Você aponta passos para que o Estado volte a influenciar o desenvolvimento, citando a recriação do Ministério do Planejamento, a recuperação da capacidade de atuar do BNDES e o fortalecimento de órgãos públicos de inovação, como Fiocruz e Embrapa. O livro seria um indicativo de um programa de um eventual governo do PT?

Não, porque tem de tudo nele. Tem pessoas ligadas ao PT, mas também economistas do PDT, pessoas ligadas ao Ciro Gomes, ex-ministros de FHC e José Sarney. Nossa proposta é destravar o debate.

[Precisamos de] um governo que enxergue o que está acontecendo no mundo e veja que é preciso recuperar o papel planejador e de atuação do Estado para o país sair da crise. Qualquer governo precisa fazer isso, exceto o atual, porque a chance de que alguma dessas propostas seja adotada no governo Bolsonaro é zero.

O livro afirma que um dos desafios de tornar o Estado protagonista é a alternância de poder. Mas isso não é da democracia?

A gente tem vários exemplos no setor público de que órgãos e empresas de Estado podem funcionar independentemente de governo ao longo dos anos. Histórias como a da Embrapa, da Petrobras, da Embraer, de universidades e institutos de pesquisa, que são destaques no mundo. Essas estruturas existem, na verdade, até para conter o personalismo dos governos.

Você diz que países como o Brasil têm menos instrumentos para atuar, porque mais gasto público pode gerar inflação e o aumento do consumo da população acaba batendo em gargalos de produção. Então vamos ficar sempre no voo de galinha?

O problema no Brasil é que a gente tem uma tendência a minimizar os investimentos. O empresário tem maior propensão a adiar investimentos porque sabe que os juros podem subir a qualquer momento para combater a inflação.

Precisamos encontrar formas de evitar que os juros fiquem subindo com tanta frequência, a cada momento em que a inflação sobe além da meta. Para fazer isso, podemos usar outras formas de medir a inflação. Por exemplo, dar mais atenção ao núcleo de inflação que ao índice cheio.

Dessa forma, poderemos ver se a alta da inflação é algo localizado, que não está de fato contaminando toda a economia, ou se é algo mais amplo. Outra possibilidade é usar uma média de inflação anual em vez de olhar para a meta apenas no fim do ano. Porque, muitas vezes, a inflação tem picos numa época do ano, mas na média ela está controlada. Dessa forma, a gente não precisaria ficar elevando juros com tanta frequência, como acontece historicamente no Brasil.
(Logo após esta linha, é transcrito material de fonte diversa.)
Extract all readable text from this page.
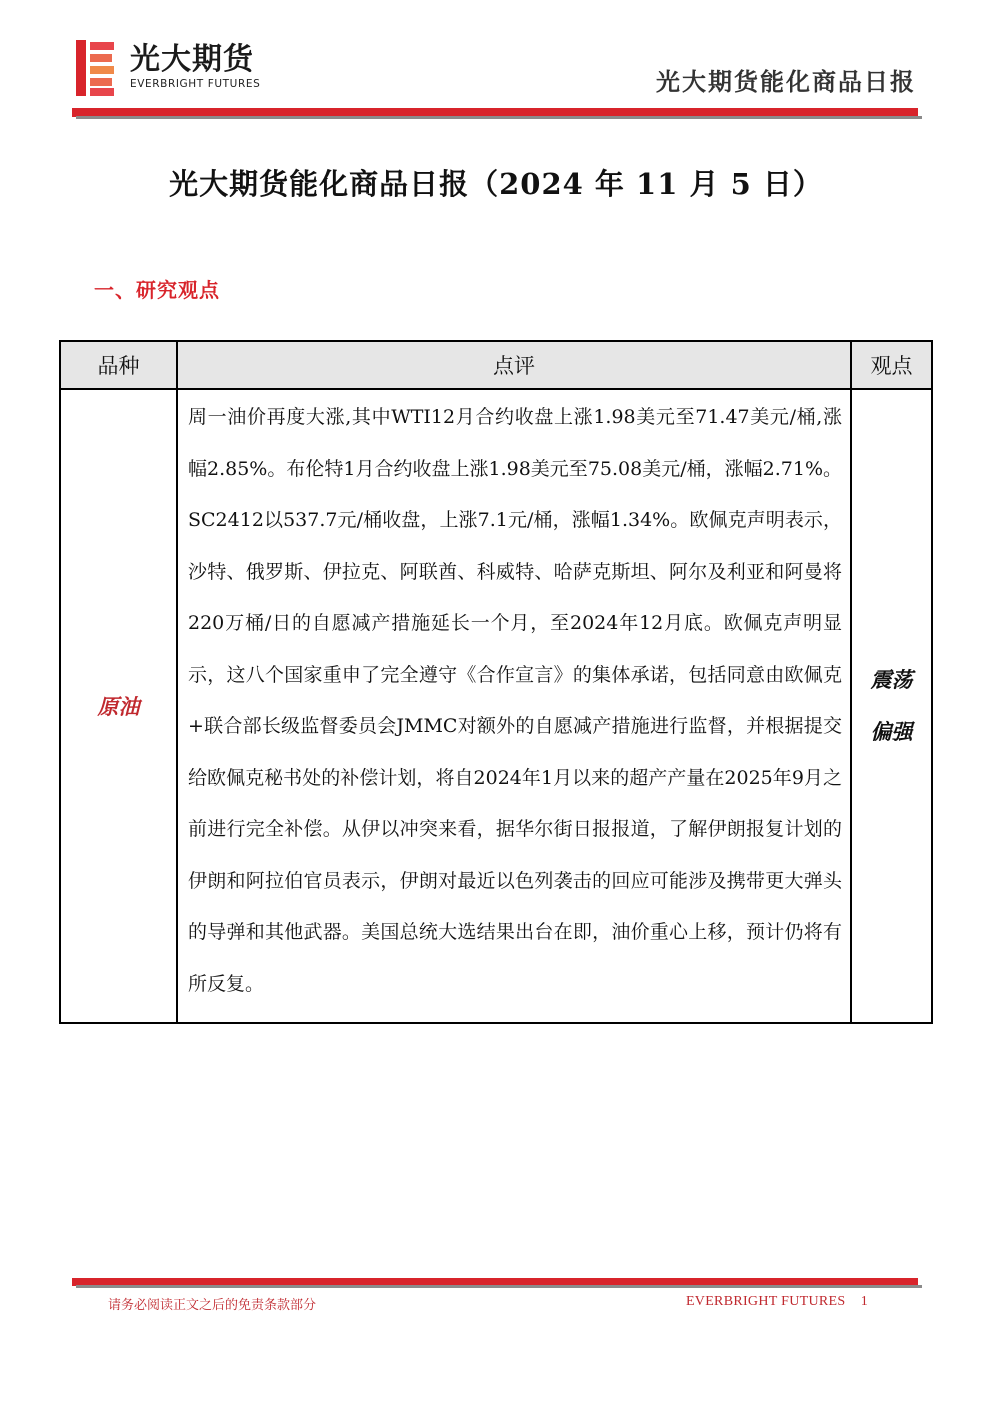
光大期货
EVERBRIGHT FUTURES	光大期货能化商品日报
光大期货能化商品日报（2024 年 11 月 5 日）
一、研究观点
品种	点评	观点
原油	周一油价再度大涨,其中WTI12月合约收盘上涨1.98美元至71.47美元/桶,涨幅2.85%。布伦特1月合约收盘上涨1.98美元至75.08美元/桶，涨幅2.71%。SC2412以537.7元/桶收盘，上涨7.1元/桶，涨幅1.34%。欧佩克声明表示，沙特、俄罗斯、伊拉克、阿联酋、科威特、哈萨克斯坦、阿尔及利亚和阿曼将220万桶/日的自愿减产措施延长一个月，至2024年12月底。欧佩克声明显示，这八个国家重申了完全遵守《合作宣言》的集体承诺，包括同意由欧佩克+联合部长级监督委员会JMMC对额外的自愿减产措施进行监督，并根据提交给欧佩克秘书处的补偿计划，将自2024年1月以来的超产产量在2025年9月之前进行完全补偿。从伊以冲突来看，据华尔街日报报道，了解伊朗报复计划的伊朗和阿拉伯官员表示，伊朗对最近以色列袭击的回应可能涉及携带更大弹头的导弹和其他武器。美国总统大选结果出台在即，油价重心上移，预计仍将有所反复。	震荡
偏强
请务必阅读正文之后的免责条款部分	EVERBRIGHT FUTURES 1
A descrição que você faz do papel do Estado lembra o desenvolvimentismo da era PT, que foi acusado de ter contribuído para a crise de 2015. O que acha dessas críticas? No que as propostas do livro diferem do desenvolvimentismo?

Atribuir ao desenvolvimentismo a causa da crise é uma visão que se encaixa no terreno polarizado atual no Brasil, mas que não achamos adequada. As causas da crise foram múltiplas, tendo a ver com erros de políticas econômicas, mas também com cenário externo e com o fim do ciclo de alta das commodities, por exemplo.

Se as propostas do Biden, que citamos no livro, repetem questões que estavam presentes no governo do PT, isso tem a ver com a agenda, que é de fato desenvolvimentista, porque ela defende maior participação do Estado. Não coloca sobre o setor privado toda a responsabilidade pelo desenvolvimento econômico, o que não achamos justo nem factível.

Mas são momentos bastante diferentes. Hoje temos uma agenda focada na transição estrutural verde, um salto em direção às tecnologias sustentáveis. A política industrial, ainda que tenha recebido bastante atenção comparada a governos anteriores, não foi o foco central dos governos do PT.

O que buscamos com esse trabalho é aprender com erros e acertos do nosso passado, olhar para o que está acontecendo no mundo e tentar traduzir isso para o Brasil de maneira mediada, construindo uma nova agenda com base na questão ambiental, que não estava posta 15 anos atrás como está agora.